[fixed]small bug in CXMLReaderImp.h

IPv6 · Post by **IPv6** » Wed Mar 11, 2009 11:23 am

There is a small bug in detecting UTF8 encoding of xml source. Because of this bug utf8 xmls with unicode characters are loaded improperly with IrrXmlReader
---
in function
bool readFile(IFileReadCallBack* callback)

we have
const unsigned char UTF8[] = {0xEF, 0xBB, 0xBF};

and later we comparing BOM with source header
if (size >= 3 && data8[0] == UTF8[0] && data8[1] == UTF8[1] && data8[2] == UTF8[2]) // Bug!

On my MSVC Express this "if" is never triggered, even if source hase this BOM in proper place.

the reason is type casting (works weird here):
- UTF8[] is "unsigned char"
- data8[] is "char" (char* data8 = new char[size])
=> (UTF8[2] = 0xBF) and (data8[2] = -63)!
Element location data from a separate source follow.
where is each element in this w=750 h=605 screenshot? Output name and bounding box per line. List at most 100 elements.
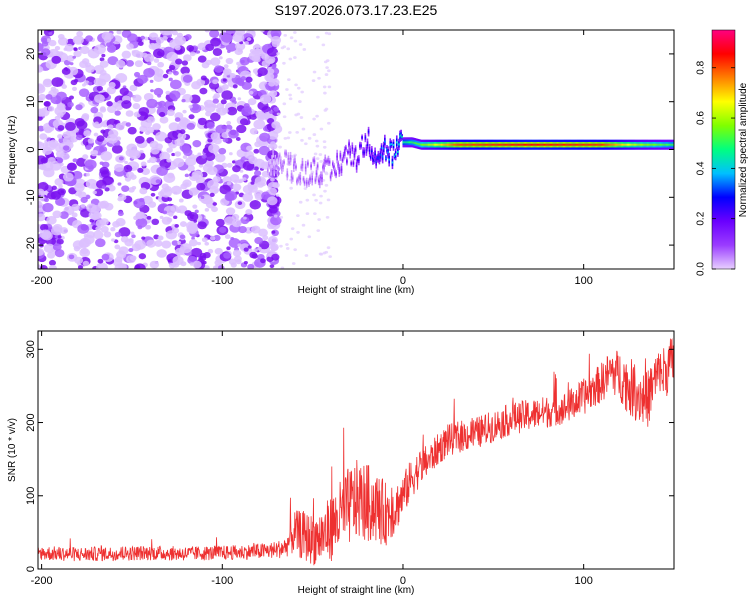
- noise-blob: [174, 223, 179, 228]
- snr-xtick-label: 0: [400, 575, 406, 587]
- carrier-core: [349, 150, 351, 153]
- carrier-core: [653, 143, 656, 146]
- noise-blob: [77, 223, 90, 234]
- heatmap-xtick-label: -200: [31, 275, 53, 287]
- carrier-core: [374, 153, 376, 156]
- noise-blob: [99, 107, 107, 113]
- carrier-core: [621, 143, 624, 146]
- noise-blob: [269, 110, 274, 114]
- carrier-core: [594, 143, 596, 146]
- carrier-core: [302, 178, 305, 181]
- noise-blob: [322, 251, 327, 255]
- carrier-core: [597, 143, 600, 146]
- carrier-core: [371, 150, 373, 153]
- carrier-core: [605, 143, 607, 146]
- noise-blob: [202, 260, 207, 265]
- carrier-core: [322, 166, 324, 169]
- carrier-core: [391, 161, 394, 164]
- figure-title: S197.2026.073.17.23.E25: [275, 2, 438, 18]
- noise-blob: [261, 182, 266, 187]
- carrier-core: [518, 143, 521, 146]
- carrier-core: [401, 136, 403, 139]
- noise-blob: [168, 71, 173, 75]
- noise-blob: [222, 137, 229, 143]
- carrier-core: [599, 143, 602, 146]
- carrier-core: [661, 143, 664, 146]
- noise-blob: [197, 117, 207, 126]
- carrier-core: [556, 143, 559, 146]
- snr-series-line: [38, 338, 674, 566]
- noise-blob: [54, 178, 64, 186]
- noise-blob: [42, 202, 54, 213]
- carrier-core: [376, 157, 379, 160]
- carrier-core: [470, 143, 473, 146]
- noise-blob: [299, 116, 304, 119]
- noise-blob: [322, 145, 327, 149]
- carrier-core: [315, 172, 318, 175]
- noise-blob: [143, 36, 149, 41]
- noise-blob: [132, 94, 142, 103]
- noise-blob: [221, 132, 229, 139]
- noise-blob: [41, 41, 49, 47]
- carrier-core: [650, 143, 653, 146]
- noise-blob: [100, 151, 113, 161]
- noise-blob: [38, 213, 46, 222]
- heatmap-marks: [38, 30, 674, 269]
- noise-blob: [100, 170, 110, 178]
- noise-blob: [157, 94, 162, 98]
- noise-blob: [302, 48, 307, 51]
- carrier-core: [500, 143, 502, 146]
- noise-blob: [225, 42, 237, 52]
- noise-blob: [238, 225, 247, 234]
- noise-blob: [222, 68, 232, 76]
- noise-blob: [94, 94, 105, 104]
- noise-blob: [325, 215, 330, 219]
- noise-blob: [99, 57, 105, 62]
- noise-blob: [103, 231, 112, 238]
- noise-blob: [157, 61, 165, 68]
- noise-blob: [115, 59, 126, 69]
- carrier-core: [272, 151, 274, 154]
- carrier-core: [268, 163, 270, 166]
- noise-blob: [149, 156, 157, 164]
- carrier-core: [477, 143, 479, 146]
- carrier-core: [388, 158, 390, 161]
- noise-blob: [41, 231, 53, 241]
- noise-blob: [245, 76, 253, 83]
- noise-blob: [168, 64, 176, 71]
- carrier-core: [462, 143, 464, 146]
- carrier-core: [534, 143, 537, 146]
- noise-blob: [62, 145, 70, 151]
- noise-blob: [222, 84, 229, 90]
- carrier-core: [303, 181, 306, 184]
- noise-blob: [38, 200, 42, 206]
- carrier-core: [530, 143, 532, 146]
- noise-blob: [57, 125, 65, 131]
- noise-blob: [319, 194, 323, 198]
- noise-blob: [124, 160, 128, 164]
- noise-blob: [298, 43, 303, 46]
- carrier-core: [504, 143, 506, 146]
- carrier-core: [558, 143, 561, 146]
- noise-blob: [300, 138, 304, 142]
- noise-blob: [225, 57, 234, 65]
- carrier-core: [579, 143, 581, 146]
- snr-ytick-label: 200: [25, 413, 37, 431]
- noise-blob: [266, 196, 278, 206]
- noise-blob: [240, 216, 250, 225]
- noise-blob: [205, 199, 217, 209]
- noise-blob: [39, 133, 48, 140]
- carrier-core: [398, 143, 400, 146]
- carrier-core: [613, 143, 616, 146]
- noise-blob: [249, 113, 258, 120]
- carrier-core: [663, 143, 666, 146]
- noise-blob: [72, 158, 78, 163]
- carrier-core: [415, 142, 418, 145]
- carrier-core: [424, 143, 426, 146]
- carrier-core: [355, 165, 358, 168]
- noise-blob: [186, 164, 195, 172]
- carrier-core: [475, 143, 477, 146]
- carrier-core: [607, 143, 609, 146]
- noise-blob: [172, 30, 178, 36]
- noise-blob: [99, 200, 110, 209]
I would suggest to add explicit type conversion on both sides to avoid any misinterpretaions. Obviously there is no overhead, just compile-time hint

if (size >= 3 && char(data8[0]) == char(UTF8[0]) && char(data8[1]) == char(UTF8[1]) && char(data8[2]) == char(UTF8[2]))

that is all

hybrid · Post by **hybrid** » Wed Mar 11, 2009 1:41 pm

Ok, if this fixes the problem I also don't see why we shouldn't add it. I'll also add a comment so no one "optimizes" it away later on

IPv6 · Post by **IPv6** » Wed Mar 11, 2009 2:53 pm

Thanks!!!